[...]
Ce
moment était étrange, fabuleux. Le vide, la destinée, moi au
milieu, ici, à tendre les bras en l’air, puis à courir pour
rattraper papa en riant.
–
Qu’est-ce que nous sommes, papa ? lui avais-je demandé.
Il
avait froncé les sourcils. Une ride se creusait sur son front, dans
le prolongement de son nez. Il m’observait dans ce cas sans rien
dire, réfléchissant à ma question, se demandant probablement ce
qui l’avait fait germer, quel cheminement j’avais emprunté pour
en arriver jusque là. Il m’avait dit que mon cerveau ne
fonctionnait pas comme le sien, mais que ce n’était pas du tout un
mal, bien au contraire. Il fallait des enfants comme moi, qui
deviendraient ensuite adultes et feraient le bien autour d’eux.
–
Nous essayons de trouver notre voie, m’avait-il alors répondu.

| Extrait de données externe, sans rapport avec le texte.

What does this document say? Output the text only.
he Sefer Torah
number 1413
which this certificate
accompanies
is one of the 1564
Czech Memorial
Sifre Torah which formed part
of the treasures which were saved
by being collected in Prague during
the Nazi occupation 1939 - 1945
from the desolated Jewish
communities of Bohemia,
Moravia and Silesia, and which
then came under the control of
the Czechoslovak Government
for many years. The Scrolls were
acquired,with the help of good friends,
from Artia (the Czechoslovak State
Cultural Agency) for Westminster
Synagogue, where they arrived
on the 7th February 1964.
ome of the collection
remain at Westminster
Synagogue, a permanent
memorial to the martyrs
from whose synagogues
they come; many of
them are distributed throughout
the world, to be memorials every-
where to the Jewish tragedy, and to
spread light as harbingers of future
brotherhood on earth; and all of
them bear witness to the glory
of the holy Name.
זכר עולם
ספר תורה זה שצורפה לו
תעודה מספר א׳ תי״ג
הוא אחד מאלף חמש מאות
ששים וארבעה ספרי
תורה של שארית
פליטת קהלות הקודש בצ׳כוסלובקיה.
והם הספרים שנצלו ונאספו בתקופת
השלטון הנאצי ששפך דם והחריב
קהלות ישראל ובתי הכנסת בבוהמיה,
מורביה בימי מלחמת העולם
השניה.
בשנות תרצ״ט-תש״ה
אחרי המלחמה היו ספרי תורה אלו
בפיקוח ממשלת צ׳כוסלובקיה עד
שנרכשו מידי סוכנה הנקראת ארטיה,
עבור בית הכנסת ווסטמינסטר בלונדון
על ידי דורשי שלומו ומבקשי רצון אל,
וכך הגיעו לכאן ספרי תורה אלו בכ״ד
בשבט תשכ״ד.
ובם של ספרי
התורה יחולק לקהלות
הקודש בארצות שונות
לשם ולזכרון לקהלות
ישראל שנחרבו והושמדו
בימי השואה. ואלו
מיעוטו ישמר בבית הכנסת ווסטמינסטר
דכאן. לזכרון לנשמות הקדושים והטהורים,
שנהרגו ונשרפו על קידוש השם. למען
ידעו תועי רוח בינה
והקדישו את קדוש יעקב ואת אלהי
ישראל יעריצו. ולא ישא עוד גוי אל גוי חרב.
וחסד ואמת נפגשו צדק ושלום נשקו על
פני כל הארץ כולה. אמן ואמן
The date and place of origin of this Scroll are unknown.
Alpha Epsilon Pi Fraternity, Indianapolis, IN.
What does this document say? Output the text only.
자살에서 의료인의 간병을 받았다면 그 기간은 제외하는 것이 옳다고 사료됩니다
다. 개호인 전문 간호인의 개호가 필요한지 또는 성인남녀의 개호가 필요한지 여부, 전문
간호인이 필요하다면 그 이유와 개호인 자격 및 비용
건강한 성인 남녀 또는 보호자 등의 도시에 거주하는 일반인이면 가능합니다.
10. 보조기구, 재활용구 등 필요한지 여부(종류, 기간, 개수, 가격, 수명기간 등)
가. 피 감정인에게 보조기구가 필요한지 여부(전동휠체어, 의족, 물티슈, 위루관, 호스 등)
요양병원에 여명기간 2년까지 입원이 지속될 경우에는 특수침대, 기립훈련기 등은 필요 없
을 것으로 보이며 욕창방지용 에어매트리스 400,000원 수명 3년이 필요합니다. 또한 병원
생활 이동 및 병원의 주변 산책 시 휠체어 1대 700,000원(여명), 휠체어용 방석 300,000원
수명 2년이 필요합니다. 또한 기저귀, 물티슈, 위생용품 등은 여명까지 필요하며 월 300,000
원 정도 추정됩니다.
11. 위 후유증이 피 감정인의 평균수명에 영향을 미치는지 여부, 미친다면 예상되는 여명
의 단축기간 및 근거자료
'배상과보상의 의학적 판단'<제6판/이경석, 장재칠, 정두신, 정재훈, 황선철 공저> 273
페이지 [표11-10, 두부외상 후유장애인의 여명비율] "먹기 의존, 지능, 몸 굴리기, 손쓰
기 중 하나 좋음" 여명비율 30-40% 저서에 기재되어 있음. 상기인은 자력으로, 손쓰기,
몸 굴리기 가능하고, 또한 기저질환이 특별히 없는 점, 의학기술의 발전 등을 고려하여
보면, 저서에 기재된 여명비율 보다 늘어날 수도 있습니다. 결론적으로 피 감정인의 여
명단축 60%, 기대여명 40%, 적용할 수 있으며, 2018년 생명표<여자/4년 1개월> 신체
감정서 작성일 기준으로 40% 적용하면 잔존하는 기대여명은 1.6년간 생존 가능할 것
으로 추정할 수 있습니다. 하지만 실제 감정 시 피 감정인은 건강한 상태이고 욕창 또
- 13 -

D’abord, nous essayons de savoir qui nous sommes. Pour ensuite
essayer de nous comprendre les uns les autres. Alors nous empruntons
un chemin qui nous est propre, parce que nous sommes très différents
les uns des autres.
Il
m’avait souri, j’avais aimé son sourire généreux, ses efforts
pour répondre, toujours, à mes questions incongrues. Mes parents
ont toujours été bienveillants et patients, peut-être ne suis-je
pas objective, nous avons tous tendance à idéaliser nos parents.
Nous
avons ensuite poursuivi notre marche, nous éloignant de nos
itinéraires classiques, préférant les minuscules ruelles de la
vieille ville aux artères trop fréquentées. Nous avions débouché
sur une petite librairie, tenue par le Magicien. Je l’appelle ainsi
parce qu’il connaît tout des livres, et lorsqu’une personne lui
demande un conseil de lecture, il sait exactement quel écrit lui
plairait. Comme s’il était capable de discerner ce que nous
sommes. Je lui ai demandé un jour s’il pouvait lire en nous, il a
rigolé.
–
Non, absolument pas. Personne n’a ce don.
–
Alors comment faites vous pour ne jamais vous tromper ?
–
Je sais écouter, avait-il fait avec un clin d’œil. C’est ce
que nous avons perdu aujourd’hui, écouter réellement ce que
l’autre dit. Juste écouter, tendre l’oreille à la voix,
découvrir si elle est douce, rude, rauque, profonde, sereine. C’est
comme sentir un vin en fermant les yeux. Si l’on se concentre bien,
si l’on entend ce qu’il a à nous dire, on découvre d’où il
vient, son âge, ses arômes, sa rigueur. Avec quoi il se marie.
Je
lisais en me cachant, mes parents tenant à ce que le couvre feu
s’applique à vingt-et-une heures. J’avais subtilisé une lampe
de poche, et je lisais dissimulée sous les draps. Le premier livre
que le Magicien m’a tendu m’a tenue éveillée de nombreuses
nuits. Quelques heures d’abord pour la lecture. Et le reste en
réflexions. L’histoire d’un vieil homme qui transmettait à son
successeur les archives d’une vie révolue. C’est mon livre de
chevet, je tourne les pages comme on se laisse bercer par une jolie
chanson.
–
Les enfants doivent-ils souffrir de nos erreurs présentes,
passées ? avais-je demandé au réveil.
Papa
et maman s’étaient regardés en souriant. Ils m’avaient prise
dans leurs bras.
–
Il y a quelque chose qui t’inquiète ?
J’avais
répondu que non. J’essayais juste de comprendre. Ils m’avaient
répondu que moi seule pouvais avoir la réponse à cette question,
qu’elle m’appartenait, m’appartiendrait. Qu’elle ferait de
moi la femme que je deviendrais.
Je
m’effraie souvent moi-même, mes pensées me bousculent, elles
tournent trop rapidement alors que j’aimerais les voir au ralenti,
pour me laisser du répit. Apprécier ce que je vois, la douceur de
regarder une fleur éclore dans un vase sans me dire qu’elle sera
morte dans quelques jours, qu’elle aurait été mieux en terre que
dans un pot, à vivre sa vie à l’air libre, puis mourir d’avoir
bien vécu. Me lever sans l’angoisse de lire que notre Monde
dépérit. Ou devrais-je dire, que notre peuple dépérit. C’est
cela qui est en train de se passer, parce que la Terre, un jour
reprendra ses droits, elle l’a toujours fait.